Лодка надулась, став полноправным участником бегства. Я покидал их одежду на дно, схватил коротенькие весла. Грести я очень плохо, но умел. Девочки расселись, я оттолкнул лодку и, шлепая по воде, догнал ее и забрался внутрь. Я смотрел на берег, но никого не было. Так никто и не показался. И мать не купала младенца; а может, он вырос: события в последнее время неслись так стремительно. Я махал веслами. Девочки визжали. Только через пять минут я понял, что визжат они от восторга. Я вставил весла в уключины. Оглядел экипаж. И улыбнулся.

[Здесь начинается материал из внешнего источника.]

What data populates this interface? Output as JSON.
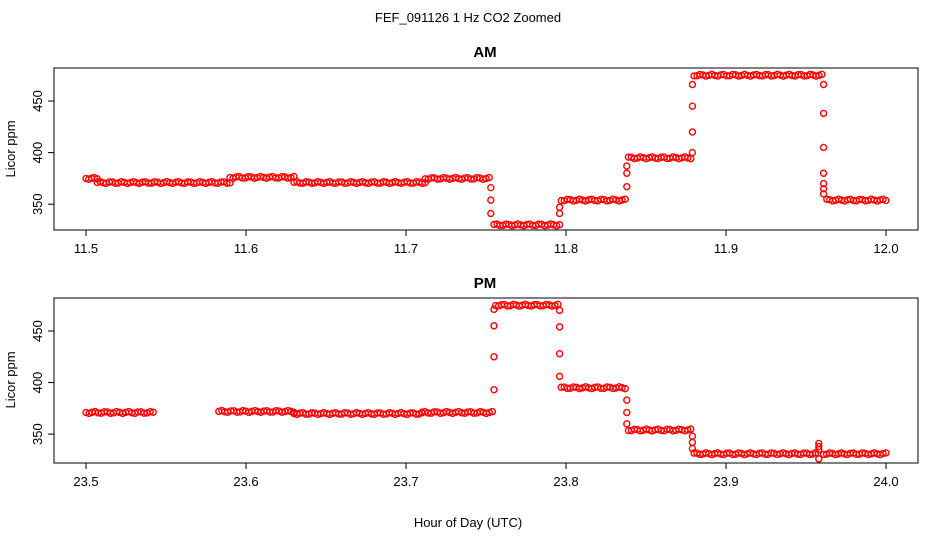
{
  "figure": {
    "title": "FEF_091126  1 Hz CO2 Zoomed",
    "xlabel": "Hour of Day (UTC)",
    "point_color": "#ff0000"
  },
  "chart_data": [
    {
      "type": "scatter",
      "title": "AM",
      "xlabel": "",
      "ylabel": "Licor ppm",
      "xlim": [
        11.48,
        12.02
      ],
      "ylim": [
        325,
        482
      ],
      "xticks": [
        11.5,
        11.6,
        11.7,
        11.8,
        11.9,
        12.0
      ],
      "xtick_labels": [
        "11.5",
        "11.6",
        "11.7",
        "11.8",
        "11.9",
        "12.0"
      ],
      "yticks": [
        350,
        400,
        450
      ],
      "ytick_labels": [
        "350",
        "400",
        "450"
      ],
      "grid": false,
      "legend": "none",
      "segments": [
        {
          "x": [
            11.5,
            11.507
          ],
          "y": 375
        },
        {
          "x": [
            11.507,
            11.59
          ],
          "y": 371
        },
        {
          "x": [
            11.59,
            11.63
          ],
          "y": 376
        },
        {
          "x": [
            11.63,
            11.712
          ],
          "y": 371
        },
        {
          "x": [
            11.712,
            11.752
          ],
          "y": 375
        },
        {
          "x": [
            11.755,
            11.796
          ],
          "y": 330
        },
        {
          "x": [
            11.797,
            11.837
          ],
          "y": 354
        },
        {
          "x": [
            11.839,
            11.878
          ],
          "y": 395
        },
        {
          "x": [
            11.88,
            11.96
          ],
          "y": 475
        },
        {
          "x": [
            11.963,
            12.0
          ],
          "y": 354
        }
      ],
      "transitions": [
        {
          "x": 11.753,
          "y": [
            366,
            354,
            341
          ]
        },
        {
          "x": 11.796,
          "y": [
            341,
            347
          ]
        },
        {
          "x": 11.838,
          "y": [
            367,
            380,
            387
          ]
        },
        {
          "x": 11.879,
          "y": [
            400,
            420,
            445,
            466
          ]
        },
        {
          "x": 11.961,
          "y": [
            466,
            438,
            405,
            380,
            370,
            365,
            360
          ]
        }
      ]
    },
    {
      "type": "scatter",
      "title": "PM",
      "xlabel": "",
      "ylabel": "Licor ppm",
      "xlim": [
        23.48,
        24.02
      ],
      "ylim": [
        322,
        482
      ],
      "xticks": [
        23.5,
        23.6,
        23.7,
        23.8,
        23.9,
        24.0
      ],
      "xtick_labels": [
        "23.5",
        "23.6",
        "23.7",
        "23.8",
        "23.9",
        "24.0"
      ],
      "yticks": [
        350,
        400,
        450
      ],
      "ytick_labels": [
        "350",
        "400",
        "450"
      ],
      "grid": false,
      "legend": "none",
      "segments": [
        {
          "x": [
            23.5,
            23.542
          ],
          "y": 371
        },
        {
          "x": [
            23.583,
            23.63
          ],
          "y": 372
        },
        {
          "x": [
            23.63,
            23.71
          ],
          "y": 370
        },
        {
          "x": [
            23.71,
            23.754
          ],
          "y": 371
        },
        {
          "x": [
            23.756,
            23.795
          ],
          "y": 475
        },
        {
          "x": [
            23.797,
            23.837
          ],
          "y": 395
        },
        {
          "x": [
            23.839,
            23.878
          ],
          "y": 354
        },
        {
          "x": [
            23.88,
            23.956
          ],
          "y": 331
        },
        {
          "x": [
            23.961,
            24.0
          ],
          "y": 331
        }
      ],
      "transitions": [
        {
          "x": 23.755,
          "y": [
            393,
            425,
            455,
            471
          ]
        },
        {
          "x": 23.796,
          "y": [
            470,
            454,
            428,
            406
          ]
        },
        {
          "x": 23.838,
          "y": [
            383,
            371,
            360
          ]
        },
        {
          "x": 23.879,
          "y": [
            348,
            342,
            336
          ]
        },
        {
          "x": 23.958,
          "y": [
            326,
            338,
            341,
            335
          ]
        }
      ]
    }
  ]
}
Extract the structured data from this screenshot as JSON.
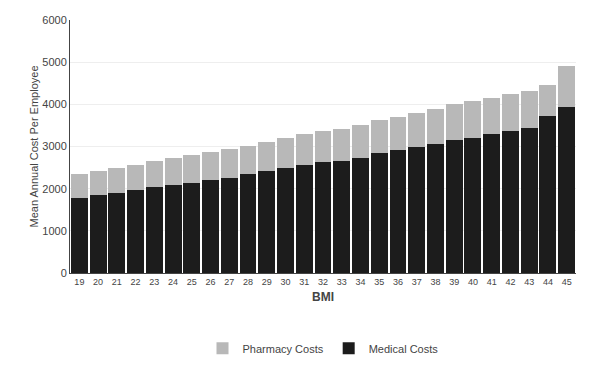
{
  "chart_data": {
    "type": "bar",
    "stacked": true,
    "xlabel": "BMI",
    "ylabel": "Mean Annual Cost Per Employee",
    "categories": [
      19,
      20,
      21,
      22,
      23,
      24,
      25,
      26,
      27,
      28,
      29,
      30,
      31,
      32,
      33,
      34,
      35,
      36,
      37,
      38,
      39,
      40,
      41,
      42,
      43,
      44,
      45
    ],
    "series": [
      {
        "name": "Medical Costs",
        "color": "#1c1c1c",
        "values": [
          1780,
          1850,
          1900,
          1970,
          2040,
          2090,
          2140,
          2200,
          2250,
          2350,
          2430,
          2490,
          2570,
          2630,
          2660,
          2730,
          2840,
          2910,
          2980,
          3070,
          3150,
          3210,
          3290,
          3360,
          3440,
          3730,
          3940
        ]
      },
      {
        "name": "Pharmacy Costs",
        "color": "#b8b8b8",
        "values": [
          560,
          580,
          600,
          590,
          620,
          640,
          660,
          680,
          700,
          670,
          680,
          710,
          730,
          740,
          750,
          770,
          780,
          790,
          810,
          830,
          850,
          860,
          870,
          880,
          870,
          740,
          960
        ]
      }
    ],
    "ylim": [
      0,
      6000
    ],
    "yticks": [
      0,
      1000,
      2000,
      3000,
      4000,
      5000,
      6000
    ],
    "grid": true,
    "legend": "bottom"
  }
}
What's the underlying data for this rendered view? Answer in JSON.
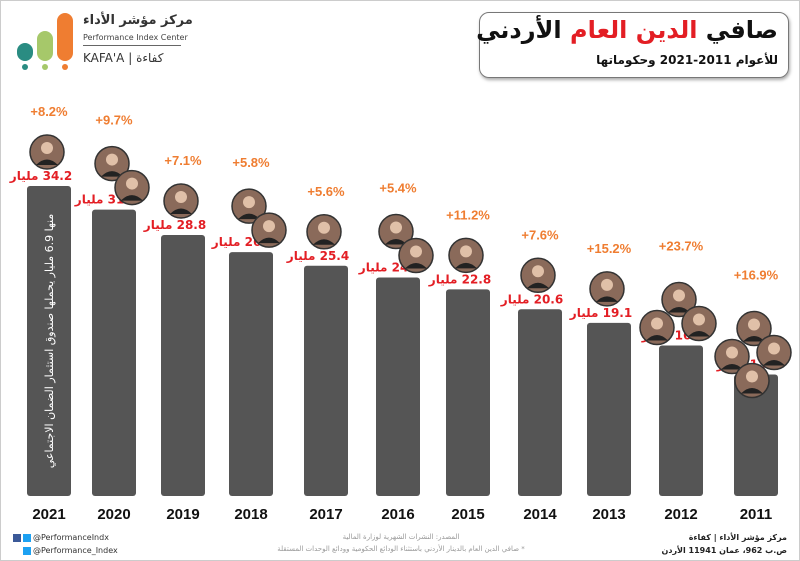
{
  "logo": {
    "name_ar": "مركز مؤشر الأداء",
    "name_en": "Performance Index Center",
    "brand": "KAFA'A | كفاءة",
    "colors": [
      "#2a8c82",
      "#a6c86a",
      "#ef7d31"
    ]
  },
  "header": {
    "title_part1": "صافي ",
    "title_highlight": "الدين العام",
    "title_part2": " الأردني",
    "subtitle": "للأعوام 2011-2021 وحكوماتها"
  },
  "chart_data": {
    "type": "bar",
    "title": "صافي الدين العام الأردني",
    "categories": [
      "2021",
      "2020",
      "2019",
      "2018",
      "2017",
      "2016",
      "2015",
      "2014",
      "2013",
      "2012",
      "2011"
    ],
    "values": [
      34.2,
      31.6,
      28.8,
      26.9,
      25.4,
      24.1,
      22.8,
      20.6,
      19.1,
      16.6,
      13.4
    ],
    "value_labels": [
      "34.2 مليار",
      "31.6 مليار",
      "28.8 مليار",
      "26.9 مليار",
      "25.4 مليار",
      "24.1 مليار",
      "22.8 مليار",
      "20.6 مليار",
      "19.1 مليار",
      "16.6 مليار",
      "13.4 مليار"
    ],
    "growth_labels": [
      "+8.2%",
      "+9.7%",
      "+7.1%",
      "+5.8%",
      "+5.6%",
      "+5.4%",
      "+11.2%",
      "+7.6%",
      "+15.2%",
      "+23.7%",
      "+16.9%"
    ],
    "governments_per_year": [
      1,
      2,
      1,
      2,
      1,
      2,
      1,
      1,
      1,
      3,
      4
    ],
    "bar_annotation": "منها 6.9 مليار يحملها صندوق استثمار الضمان الاجتماعي",
    "ylim": [
      0,
      36
    ],
    "grid": false,
    "colors": {
      "bar": "#555555",
      "value": "#e31e24",
      "growth": "#ef7d31",
      "year": "#111111"
    }
  },
  "footer": {
    "facebook": "@PerformanceIndx",
    "twitter": "@Performance_Index",
    "source": "المصدر: النشرات الشهرية لوزارة المالية",
    "note": "* صافي الدين العام بالدينار الأردني باستثناء الودائع الحكومية وودائع الوحدات المستقلة",
    "org": "مركز مؤشر الأداء | كفاءة",
    "address": "ص.ب 962، عمان 11941 الأردن"
  }
}
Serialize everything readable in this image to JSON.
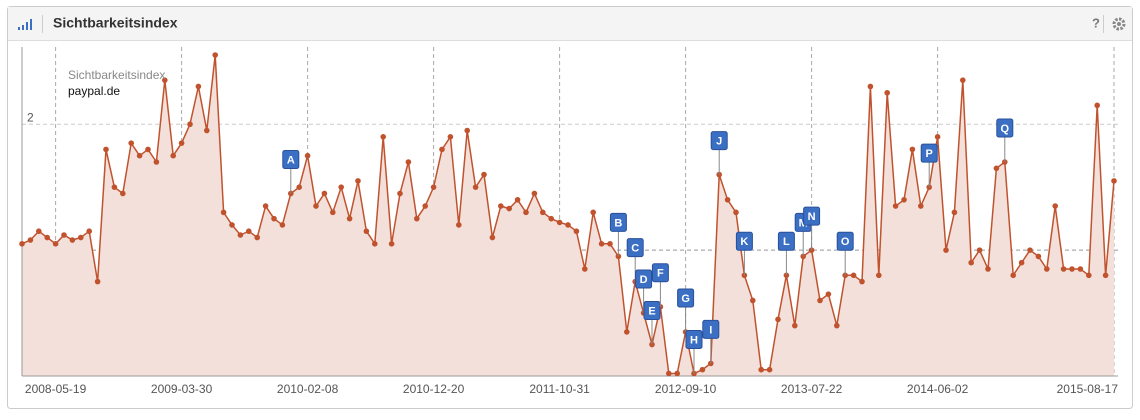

― Куда мы сейчас? ― спросила Катенька.

― Буду грести, сколько смогу, потом вылезем на берег, надо поесть, переночевать. А потом найти магазин с одеждой. Пока больше ничего не знаю.

― А ты купишь нам бритвы? ― спросила Дашенька. ― Очень хочется привести себя в порядок.

Я немного расстроился: я любил их беспорядки.

― Куплю, ― ответил я.

Девочки мои очень обрадовались. Впервые за много месяцев они по-настоящему гуляли и им не нужно было возвращаться назад. Даже возможная погоня их веселила.

― Сейчас узнают, что нас нет, жирный Фердинанд скажет: “Ви есть их упустили, а я уже настроил прибор! Как быть jetzt? Oh, mein unglücklich Phallus!” ― показала Катенька.

Дианочка и Дашенька засмеялись. Через мгновение они уже пели песню, посвященную мне. Я греб, поэтому не сильно запомнил слова. Там было что-то про Сибирь, из которой они явились. Про Одинцово, из которого явился я. Через каждые две строчки они хором кричали: “О, наш спаситель, спаситель наш!” Так мы плыли полтора часа, пока я вконец не обессилел. Мы причалили. Вылезли на берег, я вытащил лодку. Вдалеке жила деревня. Я сказал девочкам не разбредаться, а сам пошел добыть еды. Мне попалась старуха, тащившая ведро воды. Я вспомнил, что у Ставнина везде рассованы помощники, и понадеялся, что это не один из них. Я спросил ее, куда попал.

― Слизнево это.

― А у кого тут можно картошки купить или молока.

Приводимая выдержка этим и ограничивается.